Questa differenza si può colmare non con la ragione, ma con il cuore. È solo l’amore incondizionato che ci permette di proteggerli, sostenerli e consolarli. Anche se non capiamo nulla dei loro progetti. È solo l’amore che fa sì che si fidino di noi. Che si affidino, pur consapevoli che l’adolescenza è per un genitore una terra sconosciuta.

A volte è difficile riconoscere in questi marziani silenziosi i bambini che credevamo di conoscere. Eppure sono proprio loro, alle prese con la sfida di diventare grandi. Non è facile crescere nel mondo di oggi. La tecnologia aliena le persone, e isola questi ragazzi, che, come gli adolescenti di ogni tempo, hanno un forte senso di inadeguatezza e un potente bisogno di rassicurazione.

Il mondo in cui viviamo è più incerto e complesso di quello in cui siamo cresciuti. Per capirlo, basta guardarsi intorno e vedere con quante realtà diverse devono misurarsi i ragazzi oggi. Per aiutarli, occorre l’amore incondizionato che solo i genitori sanno sempre mettere in campo. Anche di fronte a errori e delusioni.

L’adolescenza è uno stato mentale

Per questo, ho sperimentato che la cosa più utile è evitare aspettative di lungo periodo. Ho provato a farlo e ho constatato che non funziona. Mi è servito molto di più darmi obiettivi a breve termine. Correggere costantemente il tiro. Cercare di comunicare molto coi ragazzi, spingerli a parlare. Abbandonare il giudizio, rispetto al quale tutti siamo fragili, ma i ragazzi di più.

Serve aiutarli a fare chiarezza in sé stessi, piuttosto che imporre soluzioni pronte all’uso. E non dico che lo si faccia per cattiveria. Anzi. È normale che un genitore voglia mettere a disposizione la sua esperienza, per evitare ai figli errori. Tuttavia, i ragazzi devono avere la possibilità di decidere liberamente. Prendendo poi le responsabilità legate alla decisione.

Adolesceza e Rischio educativo

È dura talvolta per noi genitori. Per lo meno, per me è durissimo. Dovremmo però tenere a mente la lezione di Don Giussani: il rischio educativo. Mostrare ai ragazzi il buono e il bello del passato, nella tradizione. Ricordare che spetta prima di tutto a noi genitori trasmettere i valori. Noi rappresentiamo l’autorità che li veicola.

Dobbiamo aiutare i figli ad affrontare il presente. Insegnare loro, in ogni circostanza, a essere critici: a usare la ragione, per essere liberi. In fondo l’adolescenza è uno stato mentale, oltre e più ancora che fisico. È l’età in cui mettere le basi per una vita adulta matura e fruttuosa.
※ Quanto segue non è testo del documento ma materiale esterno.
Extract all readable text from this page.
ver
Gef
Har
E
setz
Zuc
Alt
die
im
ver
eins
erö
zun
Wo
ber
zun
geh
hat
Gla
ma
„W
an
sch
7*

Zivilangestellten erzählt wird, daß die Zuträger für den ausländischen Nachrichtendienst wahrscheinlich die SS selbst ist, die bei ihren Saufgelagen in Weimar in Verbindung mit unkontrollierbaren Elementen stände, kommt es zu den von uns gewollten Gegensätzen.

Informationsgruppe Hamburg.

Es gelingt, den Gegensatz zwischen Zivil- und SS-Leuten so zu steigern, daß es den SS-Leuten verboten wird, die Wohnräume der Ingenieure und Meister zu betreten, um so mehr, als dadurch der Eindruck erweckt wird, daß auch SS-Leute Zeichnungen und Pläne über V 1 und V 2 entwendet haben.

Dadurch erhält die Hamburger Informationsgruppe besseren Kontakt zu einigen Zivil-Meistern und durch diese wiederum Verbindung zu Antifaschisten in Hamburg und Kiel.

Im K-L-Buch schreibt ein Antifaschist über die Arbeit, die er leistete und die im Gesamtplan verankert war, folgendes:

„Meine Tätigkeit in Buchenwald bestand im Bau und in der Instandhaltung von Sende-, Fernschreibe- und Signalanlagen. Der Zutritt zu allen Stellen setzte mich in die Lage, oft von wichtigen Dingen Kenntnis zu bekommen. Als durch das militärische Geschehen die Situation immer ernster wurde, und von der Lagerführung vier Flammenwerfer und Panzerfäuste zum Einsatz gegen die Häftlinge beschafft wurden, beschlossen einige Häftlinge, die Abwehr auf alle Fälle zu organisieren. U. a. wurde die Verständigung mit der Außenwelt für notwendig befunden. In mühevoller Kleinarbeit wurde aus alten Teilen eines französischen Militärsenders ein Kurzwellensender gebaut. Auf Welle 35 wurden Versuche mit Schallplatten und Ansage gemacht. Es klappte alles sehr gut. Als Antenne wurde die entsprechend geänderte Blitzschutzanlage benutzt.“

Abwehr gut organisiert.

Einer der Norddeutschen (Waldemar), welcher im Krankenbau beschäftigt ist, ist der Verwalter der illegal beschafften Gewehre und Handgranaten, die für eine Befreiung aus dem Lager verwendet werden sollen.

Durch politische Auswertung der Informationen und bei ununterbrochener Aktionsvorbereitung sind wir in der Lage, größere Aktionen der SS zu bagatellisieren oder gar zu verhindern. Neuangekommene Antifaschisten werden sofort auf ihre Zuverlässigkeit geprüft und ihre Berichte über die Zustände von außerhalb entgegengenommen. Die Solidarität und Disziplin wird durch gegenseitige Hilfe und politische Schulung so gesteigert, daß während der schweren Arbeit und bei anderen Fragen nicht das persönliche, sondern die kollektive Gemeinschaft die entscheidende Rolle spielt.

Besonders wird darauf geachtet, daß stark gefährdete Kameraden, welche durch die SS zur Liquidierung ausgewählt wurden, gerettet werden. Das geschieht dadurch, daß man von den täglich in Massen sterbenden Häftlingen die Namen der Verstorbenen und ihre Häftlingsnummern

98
La conquista dell’autonomia dell’adolescente rappresenta per noi un rischio. Tuttavia, solo da questa esperienza di libertà, non priva di rischio, il giovane cresce e struttura la sua personalità. A noi tocca stare in seconda fila, rispetto ai nostri figli. In seconda fila, ma nella curva sud. A fare il tifo per loro.